Buoyed by that response, I thought I’d present another tale of two presidents in today’s Photo Friday installment.
Dwight D. Eisenhower was — as far as any Brethren in Christ historian knows — the only U.S. president to attend a Brethren in Christ Sunday school. Dwight, the grandson of a River Brethren minister who traveled to Kansas in the 1870s in search of affordable land, attended (at least for a brief period) the Sunday school held at the Abilene Brethren in Christ Church; his name later disappeared from the rolls, probably around the time his parents defected from the Brethren in Christ to join the Watchtower Bible and Tract Society (forerunners of the Jehovah’s Witness movement).

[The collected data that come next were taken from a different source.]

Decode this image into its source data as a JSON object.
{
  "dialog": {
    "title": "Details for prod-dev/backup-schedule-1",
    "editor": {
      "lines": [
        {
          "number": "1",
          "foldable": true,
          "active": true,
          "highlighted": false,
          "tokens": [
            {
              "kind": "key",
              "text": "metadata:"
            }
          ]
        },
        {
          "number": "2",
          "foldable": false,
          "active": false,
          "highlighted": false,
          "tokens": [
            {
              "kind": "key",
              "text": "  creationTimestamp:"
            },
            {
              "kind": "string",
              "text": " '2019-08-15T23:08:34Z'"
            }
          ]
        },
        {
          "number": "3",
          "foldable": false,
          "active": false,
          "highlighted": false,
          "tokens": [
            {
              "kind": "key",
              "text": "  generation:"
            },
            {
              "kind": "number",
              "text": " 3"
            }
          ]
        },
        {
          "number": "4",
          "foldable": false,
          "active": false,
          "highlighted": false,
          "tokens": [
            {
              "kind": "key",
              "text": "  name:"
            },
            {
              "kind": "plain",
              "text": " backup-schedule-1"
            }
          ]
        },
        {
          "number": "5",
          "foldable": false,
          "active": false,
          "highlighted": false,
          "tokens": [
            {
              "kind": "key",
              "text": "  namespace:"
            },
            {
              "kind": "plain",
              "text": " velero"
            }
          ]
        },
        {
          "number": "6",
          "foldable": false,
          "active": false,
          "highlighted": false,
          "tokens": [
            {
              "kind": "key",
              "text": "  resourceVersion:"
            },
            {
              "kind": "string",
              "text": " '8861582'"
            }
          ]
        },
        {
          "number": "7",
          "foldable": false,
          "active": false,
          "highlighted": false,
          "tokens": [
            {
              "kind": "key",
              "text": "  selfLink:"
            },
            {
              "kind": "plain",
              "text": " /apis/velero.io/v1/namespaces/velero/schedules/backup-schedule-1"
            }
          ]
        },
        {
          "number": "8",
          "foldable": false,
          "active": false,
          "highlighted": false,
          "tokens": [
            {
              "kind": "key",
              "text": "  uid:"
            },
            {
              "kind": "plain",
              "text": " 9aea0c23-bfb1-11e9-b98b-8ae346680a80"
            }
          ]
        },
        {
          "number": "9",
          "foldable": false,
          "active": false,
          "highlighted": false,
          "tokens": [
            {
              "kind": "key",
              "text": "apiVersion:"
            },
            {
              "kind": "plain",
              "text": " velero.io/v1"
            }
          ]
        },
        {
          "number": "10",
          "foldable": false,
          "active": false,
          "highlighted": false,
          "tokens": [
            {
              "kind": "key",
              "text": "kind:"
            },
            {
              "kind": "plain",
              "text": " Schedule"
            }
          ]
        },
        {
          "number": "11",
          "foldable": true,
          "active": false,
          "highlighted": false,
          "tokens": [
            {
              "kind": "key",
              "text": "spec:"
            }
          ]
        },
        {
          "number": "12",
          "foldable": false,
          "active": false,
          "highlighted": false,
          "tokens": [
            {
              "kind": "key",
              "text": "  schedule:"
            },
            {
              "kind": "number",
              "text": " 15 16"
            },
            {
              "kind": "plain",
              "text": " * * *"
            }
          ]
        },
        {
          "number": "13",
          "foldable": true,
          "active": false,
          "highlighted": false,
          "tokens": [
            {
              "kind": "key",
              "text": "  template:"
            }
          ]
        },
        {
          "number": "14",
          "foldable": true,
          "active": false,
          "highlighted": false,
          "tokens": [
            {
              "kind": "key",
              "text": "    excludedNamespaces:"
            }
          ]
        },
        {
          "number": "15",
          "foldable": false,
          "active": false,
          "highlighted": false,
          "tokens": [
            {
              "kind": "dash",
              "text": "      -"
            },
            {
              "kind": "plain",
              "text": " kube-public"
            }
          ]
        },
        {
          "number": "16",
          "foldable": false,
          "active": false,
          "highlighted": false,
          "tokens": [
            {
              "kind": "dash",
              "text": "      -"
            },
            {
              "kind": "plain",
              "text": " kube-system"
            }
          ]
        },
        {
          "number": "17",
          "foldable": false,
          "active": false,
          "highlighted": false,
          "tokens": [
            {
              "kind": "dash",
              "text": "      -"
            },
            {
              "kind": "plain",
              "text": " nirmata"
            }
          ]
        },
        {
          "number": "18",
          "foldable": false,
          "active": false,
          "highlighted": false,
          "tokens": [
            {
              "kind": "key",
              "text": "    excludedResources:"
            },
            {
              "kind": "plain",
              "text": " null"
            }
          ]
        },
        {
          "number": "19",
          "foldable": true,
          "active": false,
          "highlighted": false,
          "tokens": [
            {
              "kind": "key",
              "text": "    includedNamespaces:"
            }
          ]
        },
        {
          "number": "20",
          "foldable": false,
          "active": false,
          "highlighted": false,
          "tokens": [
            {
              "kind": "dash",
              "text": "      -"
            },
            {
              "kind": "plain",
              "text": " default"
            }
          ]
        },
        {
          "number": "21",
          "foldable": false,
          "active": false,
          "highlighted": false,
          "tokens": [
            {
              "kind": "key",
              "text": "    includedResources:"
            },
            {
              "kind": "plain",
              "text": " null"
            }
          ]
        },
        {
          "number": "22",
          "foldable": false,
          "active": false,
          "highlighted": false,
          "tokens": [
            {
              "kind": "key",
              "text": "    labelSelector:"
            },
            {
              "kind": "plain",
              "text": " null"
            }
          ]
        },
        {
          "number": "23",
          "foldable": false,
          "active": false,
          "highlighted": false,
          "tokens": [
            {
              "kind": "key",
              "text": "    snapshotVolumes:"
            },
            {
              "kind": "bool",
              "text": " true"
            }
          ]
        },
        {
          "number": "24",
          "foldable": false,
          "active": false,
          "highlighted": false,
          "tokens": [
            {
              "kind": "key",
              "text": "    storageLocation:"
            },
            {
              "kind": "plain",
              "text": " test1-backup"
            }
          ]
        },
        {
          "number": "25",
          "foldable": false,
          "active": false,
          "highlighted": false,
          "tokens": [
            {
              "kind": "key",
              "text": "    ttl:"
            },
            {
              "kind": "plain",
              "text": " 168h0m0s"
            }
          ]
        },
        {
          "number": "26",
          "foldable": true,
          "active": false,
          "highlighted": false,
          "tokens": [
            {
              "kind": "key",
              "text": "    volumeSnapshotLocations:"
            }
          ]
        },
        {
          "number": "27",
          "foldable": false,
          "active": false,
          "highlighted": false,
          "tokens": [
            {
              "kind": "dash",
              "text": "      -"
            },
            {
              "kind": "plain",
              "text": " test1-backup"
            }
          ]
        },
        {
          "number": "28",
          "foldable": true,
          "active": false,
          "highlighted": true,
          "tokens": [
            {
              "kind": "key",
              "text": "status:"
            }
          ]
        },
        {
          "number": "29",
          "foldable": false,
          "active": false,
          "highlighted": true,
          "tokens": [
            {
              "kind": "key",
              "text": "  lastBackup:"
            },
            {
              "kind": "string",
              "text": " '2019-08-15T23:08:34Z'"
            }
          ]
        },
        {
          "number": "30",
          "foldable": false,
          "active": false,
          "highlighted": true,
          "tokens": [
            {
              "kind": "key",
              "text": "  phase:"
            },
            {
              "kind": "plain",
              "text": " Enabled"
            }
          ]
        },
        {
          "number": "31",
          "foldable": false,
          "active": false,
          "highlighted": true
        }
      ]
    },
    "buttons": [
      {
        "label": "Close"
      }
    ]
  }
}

Eisenhower was also the first (but not last) U.S. president to speak on the campus of Messiah College. In 1965, he delivered the commencement address to the school’s graduating class.
But, as E. Morris Sider suggests in his history of the college, Eisenhower’s campus visit was only partially about a speaking engagement:
The college use a luncheon given for Eisenhower on that occasion [the commencement speech] to bring to campus key community leaders. These and other leaders, such as John B. Sollenberger, John C. Tuten, G. Clinton Brookhart, Robert Griswold and Harry Banzhoff, hosted dinners at the college for still other community people.
This strategy for the first time in a significant way made the college known in the community. The use of local leaders was obviously a successful move. A lawyer in Harrisburg accompanied a cash gift with a letter explaining that up to this point he had not been familiar with the college but John B. Sollenberger and Robert Griswold had impressed him as being dedicated to its mission, and that, he added, was “good enough to satisfy me.” . . . [Another community leader] was impressed by the students: “Their mental clearness is reflected in their dress and in their faces. I am equally impressed by the administration and faculty.”
For more on the Eisenhower-Messiah College connection, see Sider, Messiah College: A History (Nappanee, Ind.: Evangel Press, 1984), 242-243.